Pespembe/hayali Barbieler diyarı, Byung-Chul Han’dan ödünç aldığım deyişle, tam bir “aynılar cehennemi”. “Stereotipik Barbie”sinden doktoruna, pilotuna birçok Barbie, Beyaz Alfa’sından Uzak Doğulusuna çeşit çeşit Ken var. Ama kadınlar da erkekler de kendileri gibi değil, çağın ideal güzellik standartlarına göre üretilmiş birer klon. Topluluğun lideri olan Barbie siyah. Araya çeşit olsun diye bir “şişman Barbie” bile sıkıştırılmışsa da çoğu bol filtreli Instagram imgeleri gibi “gerçek olamayacak kadar güzel” insanlar. Bu diyarda kadınların da erkeklerin de cinselliklerinin olmayışı ve günlük hayat ritüellerinin farklılığı çiftleri ister istemez her açıdan “göstermelik kılıyor. Yani Barbie ve Ken dış dünya için ideal bir çift ama aralarında aslında aşk ve arzu yok. Bu bir aşk filmi değil, finale kadar da olmuyor. Finalde stereotipik Barbie, filmin dün değindiğim ana temasına uygun biçimde insan olmayı (“sıradan Barbie”) seçerken mutlulukla ziyaret ettiği ilk yer bir jinekolog oluyor.
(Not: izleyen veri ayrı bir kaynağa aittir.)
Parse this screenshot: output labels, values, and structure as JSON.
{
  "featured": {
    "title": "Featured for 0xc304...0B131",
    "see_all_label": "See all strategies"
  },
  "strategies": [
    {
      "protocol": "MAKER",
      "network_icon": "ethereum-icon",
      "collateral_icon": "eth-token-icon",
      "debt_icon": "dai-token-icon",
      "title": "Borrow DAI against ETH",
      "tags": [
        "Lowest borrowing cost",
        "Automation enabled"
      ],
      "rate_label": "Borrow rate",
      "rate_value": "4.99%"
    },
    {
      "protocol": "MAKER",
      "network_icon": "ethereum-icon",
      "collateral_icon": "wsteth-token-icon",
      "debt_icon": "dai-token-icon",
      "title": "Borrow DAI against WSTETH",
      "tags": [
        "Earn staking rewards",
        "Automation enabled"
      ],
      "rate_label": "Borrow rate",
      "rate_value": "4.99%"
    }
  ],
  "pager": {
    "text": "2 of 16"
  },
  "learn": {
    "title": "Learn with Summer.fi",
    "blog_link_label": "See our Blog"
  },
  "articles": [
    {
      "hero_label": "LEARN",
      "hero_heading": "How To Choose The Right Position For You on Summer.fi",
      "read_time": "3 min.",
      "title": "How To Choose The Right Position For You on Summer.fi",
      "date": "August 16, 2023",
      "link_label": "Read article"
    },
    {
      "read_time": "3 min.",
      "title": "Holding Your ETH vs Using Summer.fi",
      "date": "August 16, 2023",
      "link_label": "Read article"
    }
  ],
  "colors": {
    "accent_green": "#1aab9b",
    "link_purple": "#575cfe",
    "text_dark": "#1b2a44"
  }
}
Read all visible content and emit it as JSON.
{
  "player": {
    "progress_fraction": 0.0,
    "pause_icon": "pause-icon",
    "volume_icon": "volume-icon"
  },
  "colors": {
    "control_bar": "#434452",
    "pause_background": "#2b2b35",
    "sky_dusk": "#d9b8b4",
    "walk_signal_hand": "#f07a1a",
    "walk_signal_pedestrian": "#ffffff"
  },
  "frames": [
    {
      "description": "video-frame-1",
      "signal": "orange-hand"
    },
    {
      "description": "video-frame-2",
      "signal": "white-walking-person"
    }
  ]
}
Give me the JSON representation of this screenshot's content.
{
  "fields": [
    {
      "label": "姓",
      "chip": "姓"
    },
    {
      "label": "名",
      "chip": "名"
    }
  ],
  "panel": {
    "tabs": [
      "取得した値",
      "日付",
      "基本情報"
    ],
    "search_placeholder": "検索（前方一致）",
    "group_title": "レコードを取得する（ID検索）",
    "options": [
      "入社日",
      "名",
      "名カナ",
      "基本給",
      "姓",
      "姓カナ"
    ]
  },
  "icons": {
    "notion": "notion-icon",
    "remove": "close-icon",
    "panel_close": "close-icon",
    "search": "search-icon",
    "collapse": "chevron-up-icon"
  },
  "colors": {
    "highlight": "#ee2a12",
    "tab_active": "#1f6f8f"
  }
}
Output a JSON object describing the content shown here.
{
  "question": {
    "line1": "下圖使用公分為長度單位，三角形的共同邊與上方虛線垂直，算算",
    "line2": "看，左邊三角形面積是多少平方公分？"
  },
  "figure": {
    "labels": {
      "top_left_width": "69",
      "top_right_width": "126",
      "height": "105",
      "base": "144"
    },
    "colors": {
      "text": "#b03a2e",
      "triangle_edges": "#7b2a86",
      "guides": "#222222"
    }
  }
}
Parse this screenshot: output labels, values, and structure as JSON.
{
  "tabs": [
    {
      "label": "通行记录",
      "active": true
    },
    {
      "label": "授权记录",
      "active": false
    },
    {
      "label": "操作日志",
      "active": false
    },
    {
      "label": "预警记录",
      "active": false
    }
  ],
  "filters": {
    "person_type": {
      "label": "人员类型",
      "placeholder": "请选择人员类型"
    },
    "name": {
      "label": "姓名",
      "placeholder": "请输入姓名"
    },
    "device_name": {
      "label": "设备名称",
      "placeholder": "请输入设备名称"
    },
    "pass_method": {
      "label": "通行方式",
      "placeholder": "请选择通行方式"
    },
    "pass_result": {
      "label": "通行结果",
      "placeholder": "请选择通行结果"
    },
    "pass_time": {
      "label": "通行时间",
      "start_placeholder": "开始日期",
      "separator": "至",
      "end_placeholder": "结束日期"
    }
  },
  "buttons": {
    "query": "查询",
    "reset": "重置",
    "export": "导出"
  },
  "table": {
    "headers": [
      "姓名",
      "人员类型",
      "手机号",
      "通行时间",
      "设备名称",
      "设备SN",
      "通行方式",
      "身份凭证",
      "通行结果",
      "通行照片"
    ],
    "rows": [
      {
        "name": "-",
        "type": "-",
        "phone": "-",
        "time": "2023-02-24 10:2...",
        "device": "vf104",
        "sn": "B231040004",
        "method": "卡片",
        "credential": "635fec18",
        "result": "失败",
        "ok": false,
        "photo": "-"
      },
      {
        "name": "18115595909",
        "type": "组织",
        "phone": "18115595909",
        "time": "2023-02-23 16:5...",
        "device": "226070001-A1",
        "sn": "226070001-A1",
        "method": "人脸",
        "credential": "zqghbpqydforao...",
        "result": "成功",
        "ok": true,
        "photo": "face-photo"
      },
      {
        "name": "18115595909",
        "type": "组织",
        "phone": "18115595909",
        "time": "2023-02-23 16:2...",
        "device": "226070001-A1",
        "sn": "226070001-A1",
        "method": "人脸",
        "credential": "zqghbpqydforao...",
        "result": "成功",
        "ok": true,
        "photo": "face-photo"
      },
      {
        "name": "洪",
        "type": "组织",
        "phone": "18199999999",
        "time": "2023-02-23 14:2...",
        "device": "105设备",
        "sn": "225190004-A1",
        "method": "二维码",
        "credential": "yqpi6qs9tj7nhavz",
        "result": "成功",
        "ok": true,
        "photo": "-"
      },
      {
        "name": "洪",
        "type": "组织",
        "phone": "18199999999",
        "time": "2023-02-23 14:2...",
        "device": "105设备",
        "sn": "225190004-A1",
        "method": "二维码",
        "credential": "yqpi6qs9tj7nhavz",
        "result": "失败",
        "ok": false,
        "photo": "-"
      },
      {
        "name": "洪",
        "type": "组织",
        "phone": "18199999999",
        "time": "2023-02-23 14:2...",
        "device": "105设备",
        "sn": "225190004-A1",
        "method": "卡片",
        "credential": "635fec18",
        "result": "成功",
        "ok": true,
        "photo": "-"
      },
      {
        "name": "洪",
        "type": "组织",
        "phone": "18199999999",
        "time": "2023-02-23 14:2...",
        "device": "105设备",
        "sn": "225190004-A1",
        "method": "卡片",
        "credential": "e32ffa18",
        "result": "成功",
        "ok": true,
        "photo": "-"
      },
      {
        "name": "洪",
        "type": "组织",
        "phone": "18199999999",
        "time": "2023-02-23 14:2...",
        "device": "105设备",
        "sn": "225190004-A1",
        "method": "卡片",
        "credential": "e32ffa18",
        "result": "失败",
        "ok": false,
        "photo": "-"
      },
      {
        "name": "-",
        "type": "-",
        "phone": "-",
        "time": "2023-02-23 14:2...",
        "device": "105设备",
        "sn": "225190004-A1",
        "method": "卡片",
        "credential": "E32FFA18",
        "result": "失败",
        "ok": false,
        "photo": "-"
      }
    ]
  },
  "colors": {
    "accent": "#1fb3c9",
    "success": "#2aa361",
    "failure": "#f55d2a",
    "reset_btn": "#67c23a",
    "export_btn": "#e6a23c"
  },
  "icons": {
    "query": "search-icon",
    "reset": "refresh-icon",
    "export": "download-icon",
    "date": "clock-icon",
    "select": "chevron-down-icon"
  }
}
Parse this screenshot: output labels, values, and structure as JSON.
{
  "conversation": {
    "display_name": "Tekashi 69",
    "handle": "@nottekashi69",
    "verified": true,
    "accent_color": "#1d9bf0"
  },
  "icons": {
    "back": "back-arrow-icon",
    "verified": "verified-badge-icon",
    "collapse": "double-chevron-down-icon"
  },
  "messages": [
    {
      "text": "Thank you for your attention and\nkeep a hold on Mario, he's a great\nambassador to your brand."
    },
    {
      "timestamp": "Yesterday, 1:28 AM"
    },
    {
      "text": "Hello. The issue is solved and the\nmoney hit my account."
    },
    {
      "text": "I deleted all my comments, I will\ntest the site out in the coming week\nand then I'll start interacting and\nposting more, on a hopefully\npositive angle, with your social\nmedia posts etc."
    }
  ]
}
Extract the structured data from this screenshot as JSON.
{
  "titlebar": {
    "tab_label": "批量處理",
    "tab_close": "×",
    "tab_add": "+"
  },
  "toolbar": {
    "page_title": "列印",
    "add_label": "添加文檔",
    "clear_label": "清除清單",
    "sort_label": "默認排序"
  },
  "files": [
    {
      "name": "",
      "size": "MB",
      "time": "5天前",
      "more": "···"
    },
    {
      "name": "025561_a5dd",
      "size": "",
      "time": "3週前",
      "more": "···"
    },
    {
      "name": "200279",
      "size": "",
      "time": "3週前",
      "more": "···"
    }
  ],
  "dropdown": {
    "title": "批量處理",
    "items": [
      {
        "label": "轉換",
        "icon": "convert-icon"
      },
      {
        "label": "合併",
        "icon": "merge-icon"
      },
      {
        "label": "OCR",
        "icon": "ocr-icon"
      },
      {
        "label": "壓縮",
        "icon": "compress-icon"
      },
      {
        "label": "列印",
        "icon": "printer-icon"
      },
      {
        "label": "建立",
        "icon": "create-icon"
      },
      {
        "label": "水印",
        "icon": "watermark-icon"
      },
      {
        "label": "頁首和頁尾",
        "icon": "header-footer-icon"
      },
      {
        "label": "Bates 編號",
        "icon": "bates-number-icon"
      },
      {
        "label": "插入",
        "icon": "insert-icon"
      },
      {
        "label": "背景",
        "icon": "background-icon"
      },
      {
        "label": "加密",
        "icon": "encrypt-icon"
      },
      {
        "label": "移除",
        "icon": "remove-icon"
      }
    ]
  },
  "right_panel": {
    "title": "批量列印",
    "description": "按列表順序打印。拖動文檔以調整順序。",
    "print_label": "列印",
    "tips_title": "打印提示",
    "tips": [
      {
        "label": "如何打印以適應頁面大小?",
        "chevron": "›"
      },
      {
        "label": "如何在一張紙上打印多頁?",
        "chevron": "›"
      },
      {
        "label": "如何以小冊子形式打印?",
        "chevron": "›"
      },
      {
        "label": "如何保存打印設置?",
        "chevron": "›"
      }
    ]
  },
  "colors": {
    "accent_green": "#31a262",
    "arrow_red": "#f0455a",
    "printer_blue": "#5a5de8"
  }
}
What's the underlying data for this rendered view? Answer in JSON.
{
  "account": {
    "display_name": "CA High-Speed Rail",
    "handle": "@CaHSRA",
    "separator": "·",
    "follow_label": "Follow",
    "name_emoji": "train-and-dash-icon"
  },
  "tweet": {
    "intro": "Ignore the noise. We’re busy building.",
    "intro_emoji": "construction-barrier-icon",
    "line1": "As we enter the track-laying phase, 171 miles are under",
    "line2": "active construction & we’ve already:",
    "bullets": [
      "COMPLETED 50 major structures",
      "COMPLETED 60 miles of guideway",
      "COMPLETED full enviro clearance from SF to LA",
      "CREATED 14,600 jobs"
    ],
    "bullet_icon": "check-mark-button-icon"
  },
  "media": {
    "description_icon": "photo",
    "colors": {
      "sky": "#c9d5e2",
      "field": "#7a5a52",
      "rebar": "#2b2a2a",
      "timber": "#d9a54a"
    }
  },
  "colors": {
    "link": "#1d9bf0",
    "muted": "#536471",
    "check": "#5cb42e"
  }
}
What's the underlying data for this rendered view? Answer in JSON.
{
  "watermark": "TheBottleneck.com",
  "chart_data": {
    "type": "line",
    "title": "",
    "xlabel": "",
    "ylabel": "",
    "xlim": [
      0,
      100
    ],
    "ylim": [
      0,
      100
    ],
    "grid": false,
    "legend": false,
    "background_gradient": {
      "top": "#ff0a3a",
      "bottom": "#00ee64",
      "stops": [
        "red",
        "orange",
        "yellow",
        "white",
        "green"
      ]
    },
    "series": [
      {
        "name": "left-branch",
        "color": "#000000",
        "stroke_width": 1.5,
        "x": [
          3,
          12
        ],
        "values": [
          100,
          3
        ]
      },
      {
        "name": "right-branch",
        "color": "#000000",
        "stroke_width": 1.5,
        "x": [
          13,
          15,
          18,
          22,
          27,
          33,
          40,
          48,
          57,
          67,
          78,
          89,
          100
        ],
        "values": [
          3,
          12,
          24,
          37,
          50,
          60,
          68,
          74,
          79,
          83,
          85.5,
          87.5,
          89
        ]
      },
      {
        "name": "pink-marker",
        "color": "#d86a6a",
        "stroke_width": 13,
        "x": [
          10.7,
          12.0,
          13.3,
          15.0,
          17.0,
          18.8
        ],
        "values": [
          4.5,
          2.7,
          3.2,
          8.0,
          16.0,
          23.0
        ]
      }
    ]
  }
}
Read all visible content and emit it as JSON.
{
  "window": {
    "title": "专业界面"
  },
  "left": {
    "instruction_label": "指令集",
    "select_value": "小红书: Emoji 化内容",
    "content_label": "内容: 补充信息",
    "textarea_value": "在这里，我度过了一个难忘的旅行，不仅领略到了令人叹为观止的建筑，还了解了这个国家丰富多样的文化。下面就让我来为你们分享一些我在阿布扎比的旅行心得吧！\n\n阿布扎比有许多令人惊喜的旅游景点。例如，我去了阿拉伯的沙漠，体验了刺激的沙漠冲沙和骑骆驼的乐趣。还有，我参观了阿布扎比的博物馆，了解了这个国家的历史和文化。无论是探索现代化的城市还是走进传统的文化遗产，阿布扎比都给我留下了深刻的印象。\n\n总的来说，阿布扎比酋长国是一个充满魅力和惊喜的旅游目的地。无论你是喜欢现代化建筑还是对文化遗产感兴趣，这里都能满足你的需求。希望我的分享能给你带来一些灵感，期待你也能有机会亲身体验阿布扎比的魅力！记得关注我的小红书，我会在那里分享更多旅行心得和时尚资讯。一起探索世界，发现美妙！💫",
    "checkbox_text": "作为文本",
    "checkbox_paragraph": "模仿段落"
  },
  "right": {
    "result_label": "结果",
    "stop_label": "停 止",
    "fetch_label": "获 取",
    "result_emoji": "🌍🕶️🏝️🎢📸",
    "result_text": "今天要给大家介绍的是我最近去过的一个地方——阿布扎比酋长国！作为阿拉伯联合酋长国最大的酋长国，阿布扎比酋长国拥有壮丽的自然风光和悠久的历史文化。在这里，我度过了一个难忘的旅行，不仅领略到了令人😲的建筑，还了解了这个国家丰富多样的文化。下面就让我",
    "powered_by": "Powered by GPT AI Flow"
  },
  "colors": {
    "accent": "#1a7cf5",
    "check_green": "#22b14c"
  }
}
Filmin en sevdiğim yanlarından biri, kız ve oğlan çocuklarının birbirinden apayrı dünyalarda “oynayarak” yetiştirilip sonra gerçek dünyaya salınmalarına dair bazı örüntüleri güzel serimlemesi.
Kızlar olabildiğince, insanı bayıltacak kadar pembe bir “ev”rende minyatür “ideal kadın”lar, çay ve kahve setleri, oyuncak evlerle sözüm ona hayata hazırlanır. Aynı esnada erkek çocukları oyuncak araba, kamyon, tren, uçak, tır, römork gibi muhtelif araçla odalarından çıkmadan dünyayı dolaşırlar. Dinozorundan ejderhasına, robotundan yaratığına her nevi ilginç veya tehlikeli oyuncak karakterle münasebetleri olur. Böylelikle kız çocukları pembik ev dünyalarında kalırken oğlan çocuklarının dünyaya hakimiyeti giderek artar. Su tabancası ve kılıçlardan başlayarak silahlarla da ilişkileri gelişir. Sonuç olarak adım atacakları dünyanın kız çocuklarının pespembe diyarıyla hiç alakası yoktur. Erkeklerin çoğu ise daha kendine bile hâkim değildir. Filmde gerçek dünyaya adım atıp “meğer biz dünyanın hakimiymişiz ya” bilgisini edinen ve sonra bu öğrenilmiş ataerkillikle dönüp Barbie diyarını “zehirleyen” Ken hikayesi de oldukça muzip bu açıdan. Bu noktada prodüksiyon, senaryo ve reji kadar “stereotipik Barbie/Ken”i canlandıran Margot Robbie ve Ryan Gosling’in olağanüstü performanslarının katkısının da altını çizelim.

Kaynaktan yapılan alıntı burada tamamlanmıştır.